Low Energy – And finally, the Low Energy list.  This is the game changer (and where having a short-term coach can be very helpful). Like the items on the Moderate Energy list, take time to see if these tasks can be altered to fit your Strengths. And, weight the tasks in this section as well – are these items ones that are vitally important in your position, or are they small responsibilities that you just can’t stand?  If the responsibilities in your Low Energy column consumer the vast majority of your job, it might be time to find a coach or trusted friend to evaluate this career crossroads.

This exercise should function as a piece of your investigative puzzle, not the end-all solution.  It’s a great starting point in evaluating your current professional experience, whether you’re experiencing 5 Mondays a week or 5 Fridays. And as always, flourishing starts with you.

Heidi

A Coach for the End of Your Nose

Think about the end of your nose for a moment. Do you do that often, think about the end of your nose? Most likely not. We think about our hands, our arms, our legs - partly because we use them continuously, but also because we see them a great deal. But we don't see the end of our nose very often unless looking in a mirror. It's so close to us, that we can't see it... And now I will make the very odd, but very correct, correlation between the end of your nose, and your Strengths. Keep reading. This will begin to make sense.

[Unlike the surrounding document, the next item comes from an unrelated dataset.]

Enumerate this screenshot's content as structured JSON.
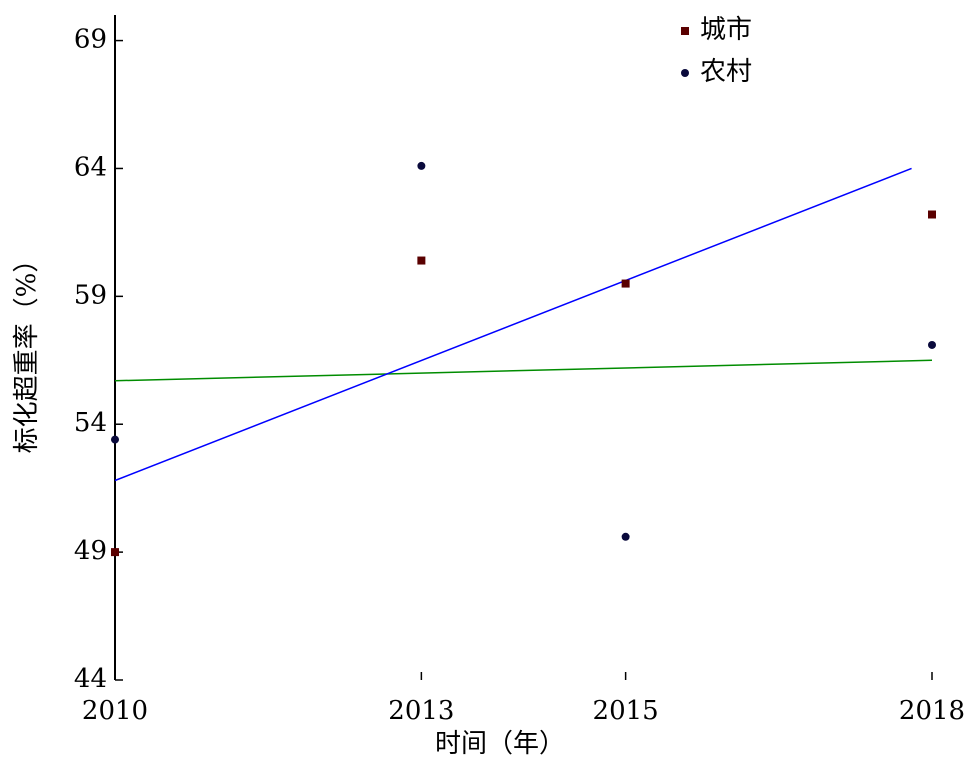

When I first begin working with a client, I have them take the Gallup StrengthsFinder Assessment. We use their Top 5 Strengths results in EVERYTHING: self-discovery, goal planning, action items, relationship building, professional advancement, etc. More often than not, people agree with at least two of their Strengths, but are confused or unsure of the remaining results. I also suggest to my clients that they share their Top 5 results with their closest family members and friends and ask for feedback.  The reactions are ALWAYS the same: "My family laughed and said that this was me to a T!" "My friends didn't understand how I don't see these in myself." That's because...you guessed it...our Strengths are often too close for us to see them!  {Strengths=End of Nose} {Connection made.}

Working with a Coach for even a short period of time can have truly remarkable long term results. I, clearly, recommend a Gallup Certified Strengths Coach because I've seen such positive and foundation-building effects come from using the StrengthsFinder assessment. But the most influential role of your Coach is to help you see, understand, and purposefully use your unique Strengths for greater success personally and professionally. Before you begin searching for a Coach, start thinking about the personal/professional development you want to receive:

  • What are my Strengths?
  • How have I seen my Strengths play a role in the past regarding my career, relationship building, and decision making?
  • How do I learn to engage my unique talents to become more proactive and purposeful in my present and future decision making?

Remember, your Strengths - the way you process the world around you - are so close to you that you might not even realize they are unique. Find a great coach to help you see them, and ignite them.